The Metropolitan Opera’s revival of Carmen began with a bit of drama Thursday night when tenor Rafael Davila replaced Marcelo Álvarez in the role of Don José at the last minute. The tenor, debuting at the house, was announced as a replacement from the stage. (Earlier in the week came the news that Clémentine Margaine—also making her Met debut—would jump in for Sophie Koch in the title role.) 

Considering the spur-of-the-moment nature of the situation, Davila’s performance was forgivably a bit wooden. As Don José, he didn’t whip up the sexual frenzy and jealousy one might expect, causing his character’s choices to seem erratic and almost psychopathic in his chilly delivery. (Depending on your reading of the opera, this can either be good or bad.) Davila’s tenor, however, has a rich baritonal quality in the middle, that, when pushed up past the passaggio, could sound forceful and robust. That being said, his singing, especially during the first act duet with Micaëla, was sometimes shaky in its delivery, and the tenor suffered from intonation problems throughout.

Margaine, given a bit more time to prepare for her performance, fared much better in the title role. Her Carmen oscillated expertly between icy indifference and immature insecurity with natural ease. But more importantly, her depiction of the Romani factory worker was fully embodied, generating a wide spectrum of affect. Where a lesser actress might allow the character to exist on a superficial plane, a caricature of patriarchal anxiety, Margaine endowed her Carmen with a real personality. And her voice is a stellar instrument: dark and cool, steady like a laser beam, with a vitality that outshines her colleagues.
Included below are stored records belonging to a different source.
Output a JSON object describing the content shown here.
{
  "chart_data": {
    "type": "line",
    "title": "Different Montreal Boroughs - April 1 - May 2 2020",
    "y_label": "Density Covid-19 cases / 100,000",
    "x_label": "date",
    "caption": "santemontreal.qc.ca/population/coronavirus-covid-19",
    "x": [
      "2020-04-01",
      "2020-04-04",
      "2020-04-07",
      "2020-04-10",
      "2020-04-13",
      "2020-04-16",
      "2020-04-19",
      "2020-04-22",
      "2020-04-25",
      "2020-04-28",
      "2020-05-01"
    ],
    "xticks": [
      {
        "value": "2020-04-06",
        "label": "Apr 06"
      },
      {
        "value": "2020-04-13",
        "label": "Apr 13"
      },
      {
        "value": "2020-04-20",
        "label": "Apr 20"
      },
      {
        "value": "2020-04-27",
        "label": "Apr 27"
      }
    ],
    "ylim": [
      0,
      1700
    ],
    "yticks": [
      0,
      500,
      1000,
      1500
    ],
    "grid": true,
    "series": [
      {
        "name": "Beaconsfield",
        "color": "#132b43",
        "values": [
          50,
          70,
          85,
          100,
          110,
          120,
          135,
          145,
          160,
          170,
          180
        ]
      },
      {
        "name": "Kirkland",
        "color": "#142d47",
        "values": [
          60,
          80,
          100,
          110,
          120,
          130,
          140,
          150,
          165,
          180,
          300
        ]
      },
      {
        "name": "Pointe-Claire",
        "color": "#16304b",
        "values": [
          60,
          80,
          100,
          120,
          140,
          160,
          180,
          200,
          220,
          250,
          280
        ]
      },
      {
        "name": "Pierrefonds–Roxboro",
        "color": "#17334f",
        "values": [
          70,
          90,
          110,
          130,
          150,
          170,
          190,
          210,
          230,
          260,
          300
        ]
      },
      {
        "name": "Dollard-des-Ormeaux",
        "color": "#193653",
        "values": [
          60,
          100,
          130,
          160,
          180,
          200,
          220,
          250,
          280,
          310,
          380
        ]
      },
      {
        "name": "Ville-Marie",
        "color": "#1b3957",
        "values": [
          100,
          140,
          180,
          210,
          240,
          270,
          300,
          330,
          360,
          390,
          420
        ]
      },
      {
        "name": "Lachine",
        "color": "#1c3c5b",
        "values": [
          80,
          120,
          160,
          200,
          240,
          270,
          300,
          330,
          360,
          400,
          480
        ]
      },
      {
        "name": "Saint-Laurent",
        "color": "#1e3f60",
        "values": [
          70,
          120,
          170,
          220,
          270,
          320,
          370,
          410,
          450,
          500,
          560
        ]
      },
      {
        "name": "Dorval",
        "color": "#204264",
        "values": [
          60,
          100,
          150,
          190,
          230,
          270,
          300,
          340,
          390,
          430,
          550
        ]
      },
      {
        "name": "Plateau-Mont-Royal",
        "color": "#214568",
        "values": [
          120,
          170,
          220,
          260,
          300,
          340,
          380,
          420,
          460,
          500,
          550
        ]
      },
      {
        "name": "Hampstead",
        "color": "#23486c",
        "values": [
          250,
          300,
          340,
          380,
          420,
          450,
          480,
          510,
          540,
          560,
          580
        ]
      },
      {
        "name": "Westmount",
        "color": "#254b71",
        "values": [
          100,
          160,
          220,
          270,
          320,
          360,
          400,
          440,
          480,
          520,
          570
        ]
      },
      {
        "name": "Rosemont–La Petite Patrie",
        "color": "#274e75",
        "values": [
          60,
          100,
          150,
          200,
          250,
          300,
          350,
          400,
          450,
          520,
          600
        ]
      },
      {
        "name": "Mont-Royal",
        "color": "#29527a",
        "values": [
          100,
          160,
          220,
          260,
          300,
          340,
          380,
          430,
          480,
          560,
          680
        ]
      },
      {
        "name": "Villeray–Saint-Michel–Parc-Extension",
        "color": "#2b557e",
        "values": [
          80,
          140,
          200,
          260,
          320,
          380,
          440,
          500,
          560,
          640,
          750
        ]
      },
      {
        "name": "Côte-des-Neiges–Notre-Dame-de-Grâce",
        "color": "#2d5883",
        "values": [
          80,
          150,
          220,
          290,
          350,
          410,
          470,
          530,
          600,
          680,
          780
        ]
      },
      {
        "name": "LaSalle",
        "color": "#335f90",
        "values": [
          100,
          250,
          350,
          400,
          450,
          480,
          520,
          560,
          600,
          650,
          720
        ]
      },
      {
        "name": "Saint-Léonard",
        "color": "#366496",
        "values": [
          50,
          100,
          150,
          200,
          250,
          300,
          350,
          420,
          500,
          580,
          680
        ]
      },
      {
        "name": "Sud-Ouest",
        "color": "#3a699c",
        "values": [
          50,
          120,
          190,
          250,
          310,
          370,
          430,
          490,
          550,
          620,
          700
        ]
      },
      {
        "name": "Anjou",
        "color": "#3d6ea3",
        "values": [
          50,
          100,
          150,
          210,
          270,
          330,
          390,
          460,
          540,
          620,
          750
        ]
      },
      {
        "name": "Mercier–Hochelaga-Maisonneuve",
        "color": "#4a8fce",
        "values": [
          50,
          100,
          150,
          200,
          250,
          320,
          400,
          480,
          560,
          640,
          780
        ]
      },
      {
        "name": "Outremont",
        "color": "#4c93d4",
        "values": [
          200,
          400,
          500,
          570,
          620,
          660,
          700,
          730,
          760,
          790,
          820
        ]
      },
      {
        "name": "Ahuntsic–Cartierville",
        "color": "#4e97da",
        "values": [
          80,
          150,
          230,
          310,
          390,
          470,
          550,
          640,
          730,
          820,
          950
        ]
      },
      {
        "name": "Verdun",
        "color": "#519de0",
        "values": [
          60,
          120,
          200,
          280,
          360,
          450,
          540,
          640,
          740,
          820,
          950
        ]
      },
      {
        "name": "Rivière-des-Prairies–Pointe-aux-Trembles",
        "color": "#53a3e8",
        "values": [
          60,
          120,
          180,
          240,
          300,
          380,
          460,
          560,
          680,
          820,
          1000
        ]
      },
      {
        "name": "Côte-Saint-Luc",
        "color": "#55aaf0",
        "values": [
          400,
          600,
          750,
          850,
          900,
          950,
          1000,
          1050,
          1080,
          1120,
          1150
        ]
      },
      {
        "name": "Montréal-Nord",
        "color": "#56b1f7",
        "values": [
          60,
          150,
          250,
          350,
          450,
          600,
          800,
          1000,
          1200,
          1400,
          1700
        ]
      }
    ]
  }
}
Maria Agresta, as Micaëla, brought an appropriately naïve dimension to the stage, serving as a clear foil to the vastly more intriguing Carmen. Her soprano was a warm, voluptuous counterpoint to Margaine’s edgier mezzo. And as Escamillo, bass Kyle Ketelsen offered a virile, steady sound that evinced the character’s sexual superiority to the impotent Don José.

Sir Richard Eyre’s staging remains resolutely un-provocative, the one major departure being his re-contextualization of the narrative within the 1930s. With short, clichéd ballets beginning the first and third act, this production does not engage the thornier questions of race and sexual oppression that permeate the opera. For example, the Romani people are shown with all the expected stereotypes, clapping and stomping like a stage-show at Disney World.
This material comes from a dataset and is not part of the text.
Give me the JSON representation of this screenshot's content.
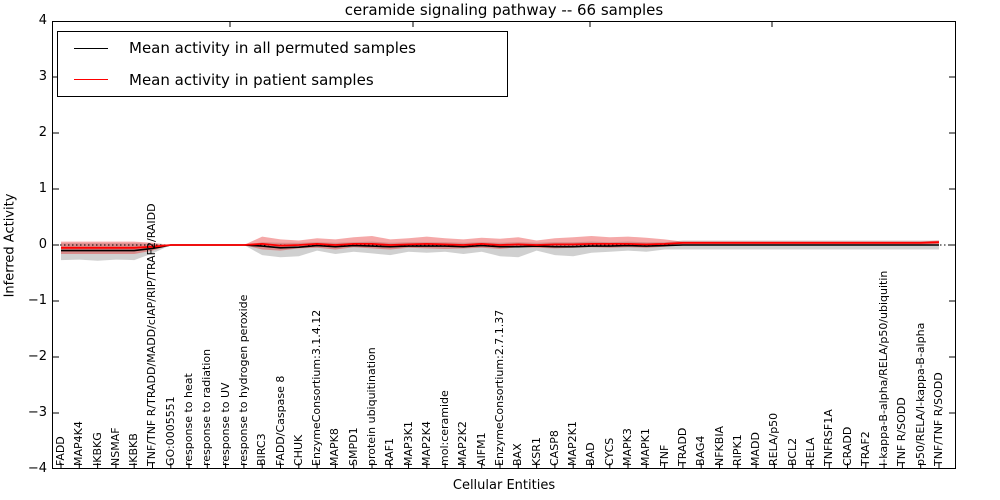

But, what is more depressing is the manner in which the slut shaming of Carmen is taken as a given, her violent end the result of a teleology rooted in patriarchal assumptions. Eyre’s Carmen doesn’t push back against these conventions forcefully enough—though, to her credit, Margaine does her best to play Carmen as a three-dimensional figure). Instead, Carmen is the spitting, open-legged she-devil we have all come to expect, Don José’s tragic flaw in a black dress.

But, perhaps these concerns are made inescapable by the very nature of the opera. To use a ubiquitous buzzword, Carmen is truly problematic in terms of its sexual and racial politics. A traditional reading of the text produces sympathy for Don José, and Carmen is understood as the femme fatale who unravels his life. To quote the Met’s program notes for the evening: “…the heroine is the villain.” As traditional wisdom will tell you, Carmen is a bad girl, who does bad things—one of which is to corrupt the unsullied Don José.

However, I believe that Carmen, the racialized and sexualized other, operates more as an escape for Don José’s ruling-class anxieties. Where Carmen is often read as Don José’s undoing, it is more realistic to position Carmen as a door through which he eludes the pressures of bourgeois values. And when Carmen fails to give him the satisfaction he seems to crave, he turns on her, a petulant toddler throwing a temper tantrum.

At the end of the fourth act, as Don José stabs Carmen—for simply refusing to return his obsessive love—something in my stomach lurches. The act, a forceful, indecent penetration, seems tantamount to rape: when Don José is not given what he wants, he takes it instead. The moment rings all-too familiar for me, so much a part of our current discourse on sex and privilege. Once again we are presented with the violated body of a woman of color.

I do not sympathize with Don José. He’s not my tragic hero, just as Donald Trump is not my president. As I write this on Friday, thousands of women are gathering to march on Washington to protest our new leader—a man who indiscriminately takes what he wants, when he wants, grabbing it without much care for the persons violated. I am sure, like Don José, he would gladly place the responsibility on his many nameless Carmens, never acknowledging his own agency.

For me, Carmen is a tragedy for Carmen and Carmen alone. How to present the opera that way is a difficult question to address.